Todesfall

Jugendlicher nach Stromschlag verbrannt

15-Jähriger war auf einen Kesselwagen geklettert

Ein Jugendlicher ist bei einem tragischen Unglück auf einem Güterbahnhof in Prenzlauer Berg ums Leben gekommen. Ersten Erkenntnissen der Polizei zufolge kletterte der nach Informationen der Berliner Morgenpost 15 Jahre alte Jugendliche am zweiten Weihnachtsfeiertag gegen 19 Uhr auf einen Kesselwagen. Dabei kam er mit der Oberleitung in Berührung und erlitt einen tödlichen Stromschlag. Bei der Feuerwehr war zunächst ein Alarmruf wegen eines brennenden Kesselwagens eingegangen. Vor Ort mussten die Einsatzkräfte jedoch feststellen, dass eine Person brannte. Ein Notarzt konnte nichts mehr für den Jungen tun. Er starb noch am Unglücksort. Polizeibeamte konnten noch mehrere Jugendliche festhalten, die gerade wegrennen wollten. Sie wurden am Abend befragt, wie es zu dem Vorfall kommen konnte. Die Kriminalpolizei hat die Ermittlungen übernommen. Augenzeugen zufolge war der Lichtbogen offenbar so stark, dass die Oberleitung riss. Das soll aber keine Auswirkungen auf die benachbarten Gleise der S-Bahn gehabt haben. Dennoch war der Zugverkehr zeitweise unterbrochen.
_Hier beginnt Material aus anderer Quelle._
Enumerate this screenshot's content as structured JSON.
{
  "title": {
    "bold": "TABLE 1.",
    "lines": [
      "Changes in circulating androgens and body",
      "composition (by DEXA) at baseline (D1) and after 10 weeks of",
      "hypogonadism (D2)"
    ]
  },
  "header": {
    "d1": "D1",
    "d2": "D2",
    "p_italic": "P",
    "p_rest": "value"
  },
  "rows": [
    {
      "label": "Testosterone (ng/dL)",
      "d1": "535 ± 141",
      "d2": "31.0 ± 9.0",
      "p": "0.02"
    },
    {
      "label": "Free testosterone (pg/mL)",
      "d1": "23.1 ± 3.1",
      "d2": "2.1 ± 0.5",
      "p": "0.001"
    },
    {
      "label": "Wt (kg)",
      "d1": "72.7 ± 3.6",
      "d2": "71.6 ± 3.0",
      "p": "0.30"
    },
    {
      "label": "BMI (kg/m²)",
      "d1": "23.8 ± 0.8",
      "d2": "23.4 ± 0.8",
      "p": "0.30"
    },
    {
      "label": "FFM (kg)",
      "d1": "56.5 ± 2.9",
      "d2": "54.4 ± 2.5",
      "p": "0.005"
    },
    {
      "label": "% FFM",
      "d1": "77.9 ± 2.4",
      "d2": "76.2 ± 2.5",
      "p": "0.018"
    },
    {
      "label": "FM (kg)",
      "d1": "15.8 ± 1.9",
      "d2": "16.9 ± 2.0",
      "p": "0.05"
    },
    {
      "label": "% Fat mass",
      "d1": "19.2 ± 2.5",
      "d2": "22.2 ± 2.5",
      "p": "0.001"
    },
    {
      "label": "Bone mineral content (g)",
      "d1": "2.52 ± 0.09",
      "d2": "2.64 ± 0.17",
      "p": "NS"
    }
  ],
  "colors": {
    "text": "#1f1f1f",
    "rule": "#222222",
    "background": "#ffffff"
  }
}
Immer wieder erleiden vor allem junge Menschen Stromschläge durch Oberleitungen. Im November starb ein 13-Jähriger im Unfallkrankenhaus Berlin (UKB), nachdem er wenige Tage vorher einen Stromschlag an einer Hochspannungsleitung der Bahn in Rathenow (Havelland) erlitten hatte. Der Schüler war auf einen Kesselwagen geklettert und der 15.000 Volt führenden Oberleitung zu nahe gekommen. Selbst bei einem Abstand von mehr als einem Meter kann die Hochspannung einen Lichtbogen erzeugen, der einen oft sofort tödlichen Stromschlag erzeugt. Bereits im Mai war ein neun Jahre alter Junge auf einen Kesselwagen auf dem Gelände an der Greifswalder Straße geklettert und hatte schwerste Verbrennungen erlitten.